Thread: SELECT query results are different depending on whether tablestatistics are available.

I've ran into a bit of a head scratching situation and was hoping that
someone with more knowledge that I could help me understand the
behaviour I'm seeing.

I'm running on PostgreSQL 12.2.

I have a SELECT query that returns different results depending on
whether statistics for the table have been collected or not.The query
uses several CTEs and returns a single integer. This integer changes
depending on whether the table has been analyzed.

As far as I can tell I am not using any 'volatile' functions in my SELECT query.

It took me a while to find a way to reproduce the issue. How I
eventually reproduced it was:

-- Delete all statistics.
DELETE FROM pg_statistic;

-- Truncate table and insert values into table.
TRUNCATE TABLE target_table;
INSERT INTO target_table (...)
VALUES
(...);

-- The results of the SELECT are different depending on whether
ANALYZE is called.
ANALYZE target_table;

-- Run select query (involving several CTEs).
SELECT ...;

I haven't generated a minimal test case yet, but I did notice that if
all CTEs in the SELECT query are defined using AS NOT MATERIALIZED the
results are always the same regardless of whether the table has been
ANALYZED yet.

Could anyone share knowledge about why this is happening?

Thanks,
James Brauman



On Wed, May 27, 2020 at 8:09 PM James Brauman <james.brauman@envato.com> wrote:
-- Run select query (involving several CTEs).
SELECT ...;

I haven't generated a minimal test case yet, but I did notice that if
all CTEs in the SELECT query are defined using AS NOT MATERIALIZED the
results are always the same regardless of whether the table has been
ANALYZED yet.

Could anyone share knowledge about why this is happening?

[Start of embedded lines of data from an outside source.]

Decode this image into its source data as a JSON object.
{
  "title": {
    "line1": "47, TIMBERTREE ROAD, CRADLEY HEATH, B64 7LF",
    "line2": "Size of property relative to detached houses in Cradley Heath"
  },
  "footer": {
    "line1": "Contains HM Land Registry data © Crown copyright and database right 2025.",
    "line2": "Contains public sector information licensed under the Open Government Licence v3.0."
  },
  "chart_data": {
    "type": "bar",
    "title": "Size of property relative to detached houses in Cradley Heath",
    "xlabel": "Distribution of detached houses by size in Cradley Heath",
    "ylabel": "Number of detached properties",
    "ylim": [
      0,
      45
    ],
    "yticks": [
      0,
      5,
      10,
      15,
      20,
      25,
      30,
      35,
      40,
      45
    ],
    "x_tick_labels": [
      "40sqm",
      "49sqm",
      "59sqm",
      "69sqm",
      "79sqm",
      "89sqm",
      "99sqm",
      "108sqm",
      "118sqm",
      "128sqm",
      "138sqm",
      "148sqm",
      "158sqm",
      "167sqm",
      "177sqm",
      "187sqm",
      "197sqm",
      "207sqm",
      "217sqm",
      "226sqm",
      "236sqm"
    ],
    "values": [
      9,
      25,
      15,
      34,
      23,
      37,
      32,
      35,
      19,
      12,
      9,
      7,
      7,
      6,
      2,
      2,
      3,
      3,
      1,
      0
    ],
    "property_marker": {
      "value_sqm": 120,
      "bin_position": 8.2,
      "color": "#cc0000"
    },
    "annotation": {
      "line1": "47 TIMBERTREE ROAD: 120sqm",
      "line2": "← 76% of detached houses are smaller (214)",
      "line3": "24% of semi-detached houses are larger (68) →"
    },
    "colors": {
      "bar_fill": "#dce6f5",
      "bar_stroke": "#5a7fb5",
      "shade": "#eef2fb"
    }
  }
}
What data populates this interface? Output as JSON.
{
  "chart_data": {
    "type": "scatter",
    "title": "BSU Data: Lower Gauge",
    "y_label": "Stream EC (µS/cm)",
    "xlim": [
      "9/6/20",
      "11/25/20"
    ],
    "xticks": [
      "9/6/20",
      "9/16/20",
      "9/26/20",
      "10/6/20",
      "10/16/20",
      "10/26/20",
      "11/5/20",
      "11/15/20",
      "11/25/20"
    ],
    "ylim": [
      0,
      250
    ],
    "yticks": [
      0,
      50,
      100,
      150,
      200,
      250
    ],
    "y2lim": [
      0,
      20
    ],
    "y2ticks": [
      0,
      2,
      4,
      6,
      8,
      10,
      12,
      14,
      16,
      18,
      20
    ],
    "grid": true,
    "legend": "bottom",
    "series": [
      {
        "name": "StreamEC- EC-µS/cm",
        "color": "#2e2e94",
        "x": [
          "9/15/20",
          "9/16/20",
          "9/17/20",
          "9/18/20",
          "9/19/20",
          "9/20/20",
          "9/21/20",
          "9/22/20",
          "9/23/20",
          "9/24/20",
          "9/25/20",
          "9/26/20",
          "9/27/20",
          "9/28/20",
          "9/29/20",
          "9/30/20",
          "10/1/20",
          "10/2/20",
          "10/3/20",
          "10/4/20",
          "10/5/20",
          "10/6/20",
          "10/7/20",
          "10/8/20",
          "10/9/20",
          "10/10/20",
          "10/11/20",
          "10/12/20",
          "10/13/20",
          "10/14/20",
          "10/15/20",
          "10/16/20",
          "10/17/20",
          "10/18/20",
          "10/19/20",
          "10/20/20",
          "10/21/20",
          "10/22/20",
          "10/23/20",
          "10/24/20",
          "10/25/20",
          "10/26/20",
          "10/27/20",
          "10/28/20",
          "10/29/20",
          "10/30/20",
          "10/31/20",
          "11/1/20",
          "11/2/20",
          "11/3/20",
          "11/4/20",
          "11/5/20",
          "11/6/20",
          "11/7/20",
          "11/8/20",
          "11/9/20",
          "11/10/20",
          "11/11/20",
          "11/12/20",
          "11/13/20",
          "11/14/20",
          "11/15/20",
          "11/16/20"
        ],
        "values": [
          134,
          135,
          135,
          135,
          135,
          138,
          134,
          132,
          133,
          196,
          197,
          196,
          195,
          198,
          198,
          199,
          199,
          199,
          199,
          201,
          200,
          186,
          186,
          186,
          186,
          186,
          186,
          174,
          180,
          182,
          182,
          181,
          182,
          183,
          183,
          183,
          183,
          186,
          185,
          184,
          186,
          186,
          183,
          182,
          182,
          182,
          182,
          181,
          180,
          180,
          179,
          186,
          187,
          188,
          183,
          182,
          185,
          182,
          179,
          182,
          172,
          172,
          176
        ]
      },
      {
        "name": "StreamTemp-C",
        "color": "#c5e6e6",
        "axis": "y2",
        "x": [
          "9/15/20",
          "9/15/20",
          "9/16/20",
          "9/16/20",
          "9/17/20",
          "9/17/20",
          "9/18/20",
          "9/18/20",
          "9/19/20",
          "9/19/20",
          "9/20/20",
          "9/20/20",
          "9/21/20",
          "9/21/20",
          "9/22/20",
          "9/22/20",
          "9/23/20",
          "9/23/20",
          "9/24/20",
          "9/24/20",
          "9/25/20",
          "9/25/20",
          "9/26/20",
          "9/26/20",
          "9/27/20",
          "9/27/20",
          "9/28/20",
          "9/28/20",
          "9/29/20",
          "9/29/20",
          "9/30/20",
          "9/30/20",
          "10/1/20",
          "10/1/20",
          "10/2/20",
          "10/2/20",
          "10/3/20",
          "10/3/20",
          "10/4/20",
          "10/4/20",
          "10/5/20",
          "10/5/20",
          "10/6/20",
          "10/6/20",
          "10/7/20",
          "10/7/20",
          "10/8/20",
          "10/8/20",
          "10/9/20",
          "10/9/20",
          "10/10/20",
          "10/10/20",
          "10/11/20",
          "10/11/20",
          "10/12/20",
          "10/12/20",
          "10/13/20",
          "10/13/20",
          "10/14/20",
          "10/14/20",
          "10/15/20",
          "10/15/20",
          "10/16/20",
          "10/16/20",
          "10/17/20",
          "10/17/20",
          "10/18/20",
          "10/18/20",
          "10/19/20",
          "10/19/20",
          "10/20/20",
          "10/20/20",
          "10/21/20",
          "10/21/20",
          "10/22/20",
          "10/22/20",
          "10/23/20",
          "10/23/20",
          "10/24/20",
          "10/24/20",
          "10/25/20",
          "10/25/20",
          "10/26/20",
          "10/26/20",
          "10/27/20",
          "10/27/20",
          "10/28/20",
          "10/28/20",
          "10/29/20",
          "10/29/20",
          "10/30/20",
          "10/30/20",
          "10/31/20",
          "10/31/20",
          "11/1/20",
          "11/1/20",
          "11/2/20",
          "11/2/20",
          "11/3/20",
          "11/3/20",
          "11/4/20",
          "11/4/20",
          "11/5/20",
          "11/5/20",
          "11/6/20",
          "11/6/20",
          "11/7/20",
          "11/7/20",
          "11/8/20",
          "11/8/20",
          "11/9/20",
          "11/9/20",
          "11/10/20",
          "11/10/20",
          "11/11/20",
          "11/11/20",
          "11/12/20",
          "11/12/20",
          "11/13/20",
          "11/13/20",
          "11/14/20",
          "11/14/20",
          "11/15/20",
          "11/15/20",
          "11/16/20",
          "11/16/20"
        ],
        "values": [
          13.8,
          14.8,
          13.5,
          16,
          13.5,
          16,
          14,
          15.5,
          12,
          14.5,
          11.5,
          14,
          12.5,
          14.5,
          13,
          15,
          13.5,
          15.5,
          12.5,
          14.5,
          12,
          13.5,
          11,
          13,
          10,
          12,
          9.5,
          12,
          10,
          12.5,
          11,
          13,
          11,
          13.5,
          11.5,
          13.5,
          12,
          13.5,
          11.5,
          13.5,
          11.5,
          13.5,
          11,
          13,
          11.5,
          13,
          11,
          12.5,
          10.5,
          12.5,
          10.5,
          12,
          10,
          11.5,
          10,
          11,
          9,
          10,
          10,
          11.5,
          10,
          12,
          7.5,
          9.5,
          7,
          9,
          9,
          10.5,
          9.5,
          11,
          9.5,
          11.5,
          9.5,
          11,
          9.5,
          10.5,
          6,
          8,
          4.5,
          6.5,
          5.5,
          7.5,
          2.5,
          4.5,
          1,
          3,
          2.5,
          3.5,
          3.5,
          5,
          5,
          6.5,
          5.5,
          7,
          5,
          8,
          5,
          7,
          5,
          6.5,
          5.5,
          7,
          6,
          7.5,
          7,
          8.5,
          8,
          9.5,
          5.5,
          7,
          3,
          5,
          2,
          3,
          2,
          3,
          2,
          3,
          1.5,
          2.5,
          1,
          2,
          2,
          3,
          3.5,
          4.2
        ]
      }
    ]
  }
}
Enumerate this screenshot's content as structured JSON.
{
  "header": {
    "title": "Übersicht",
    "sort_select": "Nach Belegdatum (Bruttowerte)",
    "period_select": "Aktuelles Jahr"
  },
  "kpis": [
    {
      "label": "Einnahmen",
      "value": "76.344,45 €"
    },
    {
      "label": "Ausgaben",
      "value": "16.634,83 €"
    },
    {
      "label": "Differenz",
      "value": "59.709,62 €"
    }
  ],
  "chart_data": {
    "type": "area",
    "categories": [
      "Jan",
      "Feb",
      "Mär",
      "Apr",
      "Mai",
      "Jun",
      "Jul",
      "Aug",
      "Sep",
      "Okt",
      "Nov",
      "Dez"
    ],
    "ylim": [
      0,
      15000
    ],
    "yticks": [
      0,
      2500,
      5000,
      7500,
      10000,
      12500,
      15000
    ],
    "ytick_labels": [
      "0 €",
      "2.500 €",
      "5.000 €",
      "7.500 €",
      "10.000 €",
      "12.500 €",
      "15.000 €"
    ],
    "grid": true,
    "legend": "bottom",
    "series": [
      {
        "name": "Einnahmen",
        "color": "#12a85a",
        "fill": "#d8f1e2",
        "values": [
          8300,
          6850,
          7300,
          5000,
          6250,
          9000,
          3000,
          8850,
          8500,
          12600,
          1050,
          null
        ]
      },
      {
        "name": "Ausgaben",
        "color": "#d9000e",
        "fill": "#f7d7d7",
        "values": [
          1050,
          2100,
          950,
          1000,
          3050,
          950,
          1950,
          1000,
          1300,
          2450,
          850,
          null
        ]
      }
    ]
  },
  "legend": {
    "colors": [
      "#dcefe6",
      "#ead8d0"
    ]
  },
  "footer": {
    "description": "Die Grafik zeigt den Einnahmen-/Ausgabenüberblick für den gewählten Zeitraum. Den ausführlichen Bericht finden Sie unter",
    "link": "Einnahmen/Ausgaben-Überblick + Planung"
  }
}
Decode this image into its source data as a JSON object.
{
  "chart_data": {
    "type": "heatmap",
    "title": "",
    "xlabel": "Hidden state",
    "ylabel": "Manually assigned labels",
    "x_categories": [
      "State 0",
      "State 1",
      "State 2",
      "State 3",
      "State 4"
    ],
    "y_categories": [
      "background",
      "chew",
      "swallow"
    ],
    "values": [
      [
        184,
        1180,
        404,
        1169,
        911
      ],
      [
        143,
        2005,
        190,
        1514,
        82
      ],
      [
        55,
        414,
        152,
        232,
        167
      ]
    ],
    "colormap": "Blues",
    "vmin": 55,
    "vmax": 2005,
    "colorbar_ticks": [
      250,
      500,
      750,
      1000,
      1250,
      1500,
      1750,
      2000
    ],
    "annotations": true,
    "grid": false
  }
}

A likely scenario is you are missing an ORDER BY in a location where you are depending on deterministic row ordering and its changing out from underneath you.

David J.

Thanks for the help David, the query was missing a column in a
PARTITION BY expression.

On Thu, May 28, 2020 at 1:14 PM David G. Johnston
<david.g.johnston@gmail.com> wrote:
>
> On Wed, May 27, 2020 at 8:09 PM James Brauman <james.brauman@envato.com> wrote:
>>
>> -- Run select query (involving several CTEs).
>> SELECT ...;
>>
>> I haven't generated a minimal test case yet, but I did notice that if
>> all CTEs in the SELECT query are defined using AS NOT MATERIALIZED the
>> results are always the same regardless of whether the table has been
>> ANALYZED yet.
>>
>> Could anyone share knowledge about why this is happening?
>
>
> A likely scenario is you are missing an ORDER BY in a location where you are depending on deterministic row ordering
andits changing out from underneath you.
 
>
> David J.
>